Early insights from work on an Ethics Framework have shown that the presuppositions upon which such a framework rests are based in fundamental core questions about whole brain emulation of a metaphysical nature. Questions such as:

  • What is consciousness, and what sorts of intelligent structures can manifest consciousness?
  • How is it that subjective experience comes about, that there can be an inner world of awareness?
  • What is the nature of personal identity? How is that affected by strange new possibilities that whole brain emulation can bring about?

These questions are not at all trivial, especially, from the point of view of the ethical consequences and impacts of specific choices in the development of whole brain emulation. Of course these questions are relevant in many ways beyond WBE, for example, in artificial intelligence, where - as in the case of non-human animals - we must understand when one should presume that conscious experience, and an accompanying sense of well being vs suffering can and may exist. Furthermore, when whole brain emulatin technologies are applied medically, offering future patients a procedure that results in living with non-biological (possibly digital) brain, one seeks high confidence that a neuroprosthetic brain provides not only consciousness, but also the inner experience of subjective awareness that defines what it is to be human.

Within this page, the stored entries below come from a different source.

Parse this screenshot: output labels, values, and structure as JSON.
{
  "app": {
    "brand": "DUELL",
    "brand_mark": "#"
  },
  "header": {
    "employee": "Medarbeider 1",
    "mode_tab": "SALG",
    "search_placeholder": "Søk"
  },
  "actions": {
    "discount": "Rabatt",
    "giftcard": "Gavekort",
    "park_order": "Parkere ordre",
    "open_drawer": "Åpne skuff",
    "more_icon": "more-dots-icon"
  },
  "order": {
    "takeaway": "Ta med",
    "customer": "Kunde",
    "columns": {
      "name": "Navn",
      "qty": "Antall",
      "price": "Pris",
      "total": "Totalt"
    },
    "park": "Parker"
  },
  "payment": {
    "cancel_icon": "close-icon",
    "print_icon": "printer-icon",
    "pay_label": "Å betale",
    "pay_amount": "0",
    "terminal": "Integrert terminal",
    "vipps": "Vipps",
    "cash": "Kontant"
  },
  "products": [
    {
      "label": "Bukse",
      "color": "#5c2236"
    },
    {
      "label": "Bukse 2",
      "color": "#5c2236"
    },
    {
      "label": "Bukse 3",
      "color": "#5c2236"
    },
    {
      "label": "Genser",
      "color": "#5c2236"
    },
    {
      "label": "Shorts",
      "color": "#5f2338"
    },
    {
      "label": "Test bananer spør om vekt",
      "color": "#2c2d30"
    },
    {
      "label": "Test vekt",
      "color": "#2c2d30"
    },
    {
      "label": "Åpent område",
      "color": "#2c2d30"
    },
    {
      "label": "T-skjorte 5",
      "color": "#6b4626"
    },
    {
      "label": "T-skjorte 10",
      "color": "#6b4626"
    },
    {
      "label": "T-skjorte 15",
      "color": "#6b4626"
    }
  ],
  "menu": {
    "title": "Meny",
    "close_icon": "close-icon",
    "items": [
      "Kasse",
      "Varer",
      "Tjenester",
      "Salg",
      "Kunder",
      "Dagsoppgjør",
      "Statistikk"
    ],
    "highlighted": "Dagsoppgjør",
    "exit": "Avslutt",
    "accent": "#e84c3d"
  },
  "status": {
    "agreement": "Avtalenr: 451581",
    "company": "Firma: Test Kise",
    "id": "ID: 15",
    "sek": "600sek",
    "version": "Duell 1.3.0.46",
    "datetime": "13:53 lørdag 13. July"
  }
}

For this reason, the Ethics Framework project group is partnering with our Consciousness & Subjective Experience journal club collaboration to carefully explore leading and most parsimonious theoretical explorations in these fields.

Whole Brain Emulation Roadmap

Our Whole Brain Emulation (WBE) Roadmap update group is a collaborative partnership between the Carboncopies Foundation and experts at universities in the US and Europe, and is working on an update of a forward-looking roadmap towards whole brain emulation. The first WBE roadmap manuscript was published in 2008 by the Future of Humanity Institute, Oxford University, edited by Dr. Anders Sandberg and Prof. Nick Bostrom. It was a compilation of articles contributed in a follow-up report to the First Whole Brain Emulation Workshop at Oxford University, by workshop participants John Fiala, Robin Hanson, Kenneth Jeffrey Hayworth, Todd Huffman, Eugene Leitl, Bruce McCormick, Ralph Merkle, Toby Ord, Peter Passaro, Nick Shackel, Randal A. Koene, Robert A. Freitas Jr and Rebecca Roache. You can download the 2008 manuscript here: https://www.fhi.ox.ac.uk/brain-emulation-roadmap-report.pdf

Many technical developments and advances in understanding have come along in the years since the 2008 publication. The WBE Roadmap update group aims to publish a significantly revised, updated, and for some topics, extended roadmap. This update requires input from leading experts in numerous fields, insights gathered through a series of workshops, and the selective publication of individual sections in peer reviewed academic journals. During this process, the WBE Roadmap update group will make available on our affiliate site wholebrainemulation.org the pre-print manuscripts of roadmap sections seeking public comment, as well as finalized and/or published sections.